FERRY BIG NOW EYED IN PROBE

A top Staten Island Ferry official is under investigation for possible lax enforcement of the ferry’s operating rules, law enforcement sources said.

Patrick Ryan, director of ferry operations in the city Department of Transportation, could be culpable in the Oct. 15 crash that killed 10 and injured 72 if he didn’t make sure ferry workers followed city rules, said the sources.

Ferry workers told The Post that it wasn’t until several weeks after the crash that the city told them of a longstanding rule that requires the captain to be in the dockside pilot house when the ferry docks.

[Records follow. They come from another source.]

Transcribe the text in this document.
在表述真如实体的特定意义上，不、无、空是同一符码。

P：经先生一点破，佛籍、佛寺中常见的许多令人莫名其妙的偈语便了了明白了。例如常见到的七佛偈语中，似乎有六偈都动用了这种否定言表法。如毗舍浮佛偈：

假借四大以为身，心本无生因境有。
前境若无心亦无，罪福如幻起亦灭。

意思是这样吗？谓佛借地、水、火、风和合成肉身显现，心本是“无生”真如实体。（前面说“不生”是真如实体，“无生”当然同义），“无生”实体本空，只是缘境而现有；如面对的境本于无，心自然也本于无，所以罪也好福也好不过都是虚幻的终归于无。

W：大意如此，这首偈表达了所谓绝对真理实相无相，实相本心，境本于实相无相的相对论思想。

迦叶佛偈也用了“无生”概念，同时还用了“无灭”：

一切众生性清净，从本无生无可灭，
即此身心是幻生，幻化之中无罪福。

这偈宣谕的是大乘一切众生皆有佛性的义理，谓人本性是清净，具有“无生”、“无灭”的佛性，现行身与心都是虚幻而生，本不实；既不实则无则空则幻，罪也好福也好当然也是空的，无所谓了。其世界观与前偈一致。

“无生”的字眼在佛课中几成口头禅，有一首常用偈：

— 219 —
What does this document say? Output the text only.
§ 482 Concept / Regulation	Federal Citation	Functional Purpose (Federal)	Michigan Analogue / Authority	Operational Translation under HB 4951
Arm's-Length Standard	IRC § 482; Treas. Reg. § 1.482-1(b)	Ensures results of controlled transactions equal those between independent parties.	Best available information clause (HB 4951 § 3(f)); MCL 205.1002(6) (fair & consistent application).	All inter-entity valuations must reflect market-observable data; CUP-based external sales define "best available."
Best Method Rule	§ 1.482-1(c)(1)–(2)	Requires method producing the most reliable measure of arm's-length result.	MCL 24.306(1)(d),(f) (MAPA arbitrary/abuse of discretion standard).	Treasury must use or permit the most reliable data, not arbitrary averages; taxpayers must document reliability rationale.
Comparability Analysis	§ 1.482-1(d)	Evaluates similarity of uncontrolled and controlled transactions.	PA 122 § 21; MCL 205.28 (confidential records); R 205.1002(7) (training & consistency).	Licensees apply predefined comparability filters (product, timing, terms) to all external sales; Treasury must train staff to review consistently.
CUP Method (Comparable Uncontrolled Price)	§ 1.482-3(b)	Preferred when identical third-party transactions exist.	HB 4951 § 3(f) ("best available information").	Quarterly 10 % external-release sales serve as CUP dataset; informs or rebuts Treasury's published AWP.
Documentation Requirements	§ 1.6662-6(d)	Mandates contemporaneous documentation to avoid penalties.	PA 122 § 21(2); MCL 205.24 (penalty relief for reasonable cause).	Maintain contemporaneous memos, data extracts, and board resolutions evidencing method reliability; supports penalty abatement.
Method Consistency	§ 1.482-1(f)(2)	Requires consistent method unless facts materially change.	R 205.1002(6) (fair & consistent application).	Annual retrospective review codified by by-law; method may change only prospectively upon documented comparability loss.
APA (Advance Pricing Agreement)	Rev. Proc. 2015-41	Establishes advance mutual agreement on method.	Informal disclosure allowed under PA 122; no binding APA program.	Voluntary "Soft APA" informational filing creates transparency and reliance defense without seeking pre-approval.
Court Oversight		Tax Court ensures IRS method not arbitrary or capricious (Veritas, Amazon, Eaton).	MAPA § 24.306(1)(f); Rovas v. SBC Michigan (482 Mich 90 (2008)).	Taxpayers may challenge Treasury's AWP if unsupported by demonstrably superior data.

Ryan was allowed to sit in as National Transportation Safety Board probers questioned ferry workers about the crash – but his presence ended after crewmens’ lawyers complained.

News of the widening probe came as Mayor Bloomberg blasted money-grubbing lawyers for trying to profit off the crash, saying the city can quickly settle with victims and survivors.

“We want to get money into people’s hands as expeditiously as we can and without third parties taking a lot of it,” Bloomberg said.

On Monday, the city asked a federal judge to cap the city’s liability in the crash to $14 million – the ferry’s value. The city has been slapped with 81 claims totaling $2.2 billion.

Also yesterday, five ferry workers were suspended five days without pay yesterday for being late to file paperwork showing they live in the city as required, a city spokesman said.

Three workers who admitted not living in the city got 90 days to move.

Capt. Michael Gansas, who has been fired for failing to be interviewed by disaster probers, was being investigated for living in Hazlet, N.J.